Ana emerged blinking into the violent sunlight. A fading, sun-bleached mural on one wall of the train station depicted the Miami she’d harbored in dreams, all swaying palm trees and impossibly blue sky, sky that bled into ocean until you couldn’t tell where one ended and the other began. A metal cage covered half the mural and protected the air conditioner inside from theft. Beyond the train station, Ana could make out factory plumes and warehouses intersected by highway and the Miami-Dade Metrorail.
She’d done her research and knew she could take the Metrorail to Kendall and from there a bus to her old complex. She had the money all counted out in another ziplock in her backpack. She walked to the Hialeah station, passing boarded-up business fronts, check-cashing stores, pawnshops. Comforting, the Salvadoran pupusa spot, tucked between two abandoned buildings beneath an overpass. She couldn’t see inside, because someone had painted a countryside landscape complete with a horse carriage over the glass. Flyers for various performers and club nights were tacked over rolling hills. But she could smell the masa, the refried beans, childhood.
On the Metrorail, she sat between high schoolers making their way home from school, boisterous and happy and ignoring her, and downtown workers in suits reading books or staring blankly. Ana had taken improvised sink baths in terminal bathrooms, but she knew she looked a little wild. Sticky, salty. Her stomach rumbled.

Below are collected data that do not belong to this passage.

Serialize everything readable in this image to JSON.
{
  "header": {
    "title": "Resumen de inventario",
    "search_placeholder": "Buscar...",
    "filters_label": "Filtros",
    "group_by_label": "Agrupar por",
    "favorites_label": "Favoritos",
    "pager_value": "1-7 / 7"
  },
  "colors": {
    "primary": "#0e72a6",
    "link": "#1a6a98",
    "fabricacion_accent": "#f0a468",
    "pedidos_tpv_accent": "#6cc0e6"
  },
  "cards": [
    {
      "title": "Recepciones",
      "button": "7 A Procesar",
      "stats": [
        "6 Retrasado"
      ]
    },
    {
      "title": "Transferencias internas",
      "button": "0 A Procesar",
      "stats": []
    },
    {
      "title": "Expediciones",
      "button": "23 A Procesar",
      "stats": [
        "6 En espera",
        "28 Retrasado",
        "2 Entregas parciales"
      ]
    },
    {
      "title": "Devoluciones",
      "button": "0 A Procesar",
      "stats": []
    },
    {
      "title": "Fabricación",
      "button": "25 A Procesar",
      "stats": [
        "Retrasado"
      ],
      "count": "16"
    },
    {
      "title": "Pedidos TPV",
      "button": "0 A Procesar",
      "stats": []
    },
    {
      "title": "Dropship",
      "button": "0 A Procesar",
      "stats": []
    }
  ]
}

Miami roared into a blur below—used-car lots, sprawling malls, pastel-colored condo complexes with pools and tennis courts, squat houses with metal bars, front yards strewn with broken appliances, corroding playgrounds. In the horizon, so many cranes rose into the sky like beanstalks, half-finished high-rises in their jaws. When night descended, the whole city lit up in purple and blue and white, an explosion of color.
Her stop was a mall parking lot, in the shadow of department stores and luxury jewelers. The bus snaked down Kendall Drive in the dark, and she recognized little. Every strip mall was different, full of businesses she didn’t remember. There were no more open spaces, big green lots. Every space filled by a new rental complex or a new strip mall or a new chain restaurant.
What would she even say? If she knocked on the door and the neighbor answered? If a stranger did?
She’d thought she’d be able to remember the path to her old home but was glad she carried an address with her. Nothing struck her as familiar—the whole complex was smaller than she remembered, grubbier than she remembered.